Even with the staggered reopenings of movie theatres after five months of complete shutdown, most movie theatres are implementing new safety protocols at the behest of their governing state legislatures. For example, many states like Massachusetts and Connecticut require theaters to reduce seating capacity by 50%, which has led to further losses.
Disney’s Mulan, which was expected to be one of the biggest films of the year with a budget of $200 million and an expected collection of $750 million, was first postponed in March before being the company’s first blockbuster to debut direct to consumer on Disney’s streaming service Disney+. This move was another step toward eliminating the role of movie theatres altogether. Other films that were expected to do well on the box office like Denis Villeneuve’s Dune, 20th Century Studios' Avatar 2, Fox Searchlight’s The French Dispatch and the latest James Bond movie No Time to Die have also been pushed to the next year.
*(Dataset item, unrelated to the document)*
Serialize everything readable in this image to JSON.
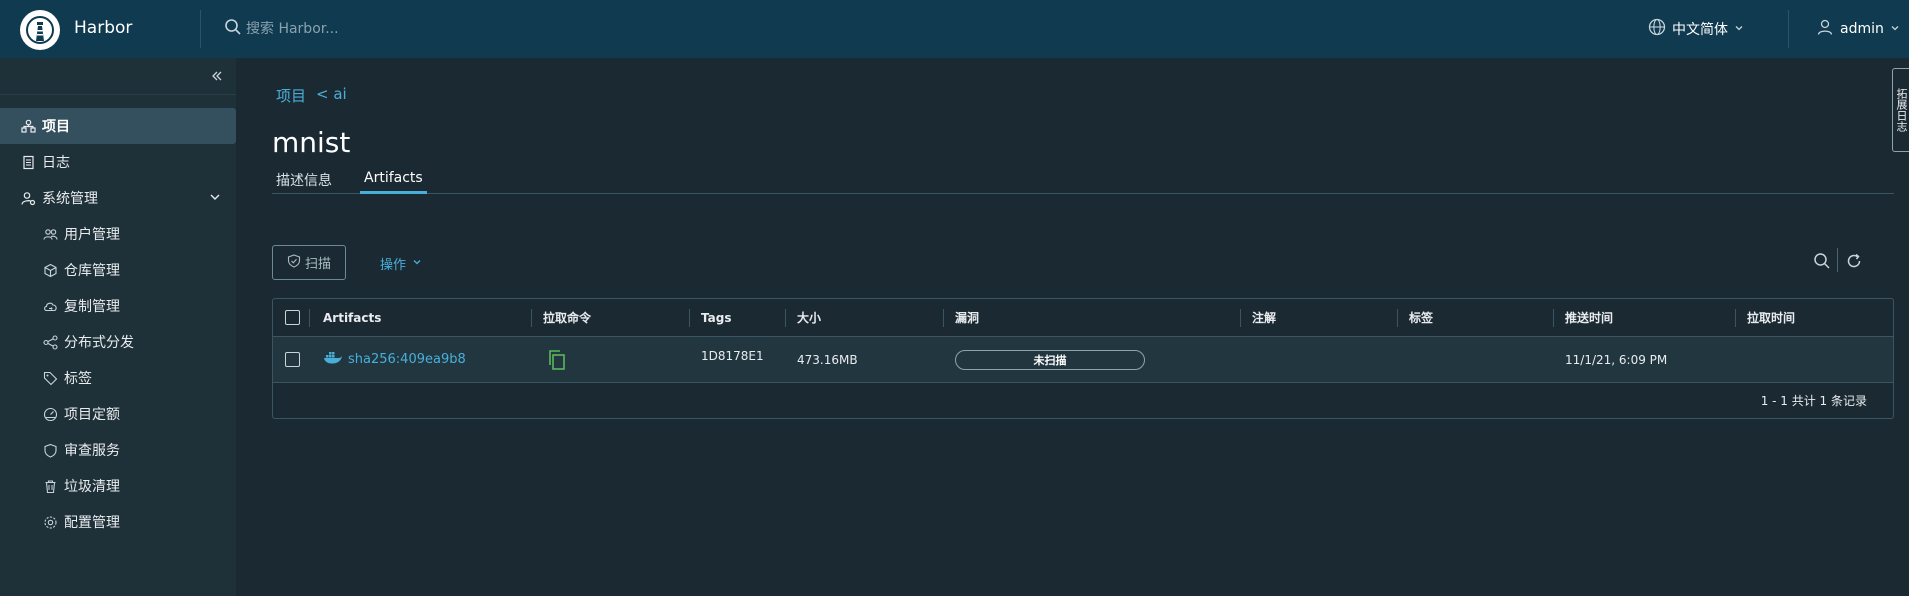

While some movies have forgone a theatrical debut in favor of timely direct-to-consumer releases, many film connoisseurs simply don’t think it’s enough.
“While I do love streaming services as much as the next person, some films are just meant to be watched on the big screen,” said Kaohom Boonyalai, a sophomore majoring in TV and Film Production at the School of Cinematic Arts, when asked about her thoughts on the shuttering of movie theatres. “Filmmakers put in blood, sweat, and tears into their work for the audience to get the full experience in a movie theater. Watching Netflix alone in my bed just doesn’t hit quite the same.”